Brief

Johannes Kalliauer, a past student at TU Wien and current postdoctoral associate at the MIT Concrete Sustainability Hub, has dedicated his research to finding common ground between the mechanics of bridges and DNA helices. “Forces and moments act on each system, subjecting each to deformations like twisting, stretching, and warping,” says Kalliauer.

 

Insight

How is DNA like a bridge? This question is not a riddle or logic game, it is a concern of Johannes Kalliauer’s doctoral thesis.

As a student at TU Wien in Austria, Kalliauer was faced with a monumental task: combining approaches from civil engineering and theoretical physics to better understand the forces that act on DNA.

Kalliauer, now a postdoc at the MIT Concrete Sustainability Hub, says he modeled DNA as though it were a beam, using molecular dynamics principles to understand its structural properties.

“The mechanics of very small objects, like DNA helices, and large ones, like bridges, are quite similar. Each may be understood in terms of Newtonian mechanics. Forces and moments act on each system, subjecting each to deformations like twisting, stretching, and warping,” says Kalliauer.

As a 2020 article from TU Wien noted, Kalliauer observed a counterintuitive behavior when examining DNA at an atomic level. Unlike a typical spring which becomes less coiled as it is stretched, DNA was observed to become more wound as its length was increased.

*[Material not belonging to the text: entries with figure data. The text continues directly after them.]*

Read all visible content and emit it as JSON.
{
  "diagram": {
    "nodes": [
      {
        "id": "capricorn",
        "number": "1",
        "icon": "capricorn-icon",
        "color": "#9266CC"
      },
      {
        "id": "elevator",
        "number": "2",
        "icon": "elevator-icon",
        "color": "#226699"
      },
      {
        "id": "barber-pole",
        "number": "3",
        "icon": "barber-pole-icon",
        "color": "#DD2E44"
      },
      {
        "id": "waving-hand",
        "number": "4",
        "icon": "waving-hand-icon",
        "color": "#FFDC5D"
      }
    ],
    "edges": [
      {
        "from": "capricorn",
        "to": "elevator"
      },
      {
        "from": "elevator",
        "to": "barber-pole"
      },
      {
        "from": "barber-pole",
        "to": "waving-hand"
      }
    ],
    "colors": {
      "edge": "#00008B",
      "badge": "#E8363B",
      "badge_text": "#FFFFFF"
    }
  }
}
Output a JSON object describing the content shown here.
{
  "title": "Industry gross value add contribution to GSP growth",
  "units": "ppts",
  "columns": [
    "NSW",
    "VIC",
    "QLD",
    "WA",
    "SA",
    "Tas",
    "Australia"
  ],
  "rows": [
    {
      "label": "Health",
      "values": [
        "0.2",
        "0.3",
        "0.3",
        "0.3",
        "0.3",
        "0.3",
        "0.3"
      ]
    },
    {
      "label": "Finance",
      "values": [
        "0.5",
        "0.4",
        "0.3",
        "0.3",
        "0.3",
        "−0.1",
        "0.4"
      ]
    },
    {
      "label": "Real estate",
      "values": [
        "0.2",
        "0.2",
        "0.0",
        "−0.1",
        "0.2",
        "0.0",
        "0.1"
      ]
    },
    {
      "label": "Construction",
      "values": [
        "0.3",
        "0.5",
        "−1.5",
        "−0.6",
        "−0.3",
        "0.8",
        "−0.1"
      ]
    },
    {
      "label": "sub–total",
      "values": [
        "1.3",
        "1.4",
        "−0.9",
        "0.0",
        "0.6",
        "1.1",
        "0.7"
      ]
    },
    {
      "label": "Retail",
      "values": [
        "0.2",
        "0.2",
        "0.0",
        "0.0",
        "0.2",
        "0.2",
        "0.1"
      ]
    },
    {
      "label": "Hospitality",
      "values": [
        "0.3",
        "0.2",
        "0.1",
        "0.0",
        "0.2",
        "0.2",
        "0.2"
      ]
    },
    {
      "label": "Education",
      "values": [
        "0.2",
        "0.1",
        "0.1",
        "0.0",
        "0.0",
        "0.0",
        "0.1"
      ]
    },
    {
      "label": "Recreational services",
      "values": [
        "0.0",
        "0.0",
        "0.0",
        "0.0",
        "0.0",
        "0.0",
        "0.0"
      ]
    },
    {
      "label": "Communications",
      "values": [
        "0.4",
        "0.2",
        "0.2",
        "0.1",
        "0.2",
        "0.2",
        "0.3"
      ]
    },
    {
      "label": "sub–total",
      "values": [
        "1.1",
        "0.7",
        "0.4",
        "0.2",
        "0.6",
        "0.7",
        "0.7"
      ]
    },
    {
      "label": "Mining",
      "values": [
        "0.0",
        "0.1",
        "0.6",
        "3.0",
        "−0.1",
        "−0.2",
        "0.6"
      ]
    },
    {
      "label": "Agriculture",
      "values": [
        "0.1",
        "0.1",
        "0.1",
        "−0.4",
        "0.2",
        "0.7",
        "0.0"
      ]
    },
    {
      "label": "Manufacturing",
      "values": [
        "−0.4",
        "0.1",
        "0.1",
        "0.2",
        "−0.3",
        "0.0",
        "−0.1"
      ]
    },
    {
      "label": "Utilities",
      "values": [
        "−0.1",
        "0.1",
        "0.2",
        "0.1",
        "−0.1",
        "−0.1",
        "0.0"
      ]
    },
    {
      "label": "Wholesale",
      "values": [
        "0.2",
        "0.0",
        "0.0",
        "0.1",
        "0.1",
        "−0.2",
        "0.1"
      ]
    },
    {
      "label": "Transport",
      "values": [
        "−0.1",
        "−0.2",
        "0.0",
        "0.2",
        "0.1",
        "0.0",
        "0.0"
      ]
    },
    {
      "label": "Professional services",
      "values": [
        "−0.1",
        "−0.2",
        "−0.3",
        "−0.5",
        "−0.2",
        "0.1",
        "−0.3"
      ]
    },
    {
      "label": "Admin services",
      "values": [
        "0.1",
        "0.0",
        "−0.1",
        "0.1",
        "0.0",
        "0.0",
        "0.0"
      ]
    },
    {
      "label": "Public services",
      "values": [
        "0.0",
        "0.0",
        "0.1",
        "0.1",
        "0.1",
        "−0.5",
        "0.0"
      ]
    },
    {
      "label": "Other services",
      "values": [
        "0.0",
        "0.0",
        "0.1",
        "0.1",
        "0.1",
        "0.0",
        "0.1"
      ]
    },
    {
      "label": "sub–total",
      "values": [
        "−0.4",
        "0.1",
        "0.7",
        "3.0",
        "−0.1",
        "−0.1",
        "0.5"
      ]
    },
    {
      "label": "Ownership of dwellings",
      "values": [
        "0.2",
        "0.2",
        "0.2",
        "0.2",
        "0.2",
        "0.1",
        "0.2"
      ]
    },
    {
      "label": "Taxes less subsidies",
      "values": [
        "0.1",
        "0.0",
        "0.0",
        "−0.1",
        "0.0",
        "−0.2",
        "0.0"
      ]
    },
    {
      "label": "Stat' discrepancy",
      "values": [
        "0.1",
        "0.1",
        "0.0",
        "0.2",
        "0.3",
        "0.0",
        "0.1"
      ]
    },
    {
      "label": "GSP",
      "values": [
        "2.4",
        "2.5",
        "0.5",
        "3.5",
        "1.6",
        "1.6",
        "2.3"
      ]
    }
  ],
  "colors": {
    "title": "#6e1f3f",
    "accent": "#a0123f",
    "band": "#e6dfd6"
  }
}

In situations like these where conventional logic appears to break down, Kalliauer relies on the intuition he has gained as an engineer.

“To understand this strange behavior in DNA, I turned to a fundamental approach: I examined what was the same about DNA and macroscopic structures and what was different. Civil engineers use methods and calculations which have been developed over centuries and which are very similar to the ones I employed for my thesis,” Kalliauer explains.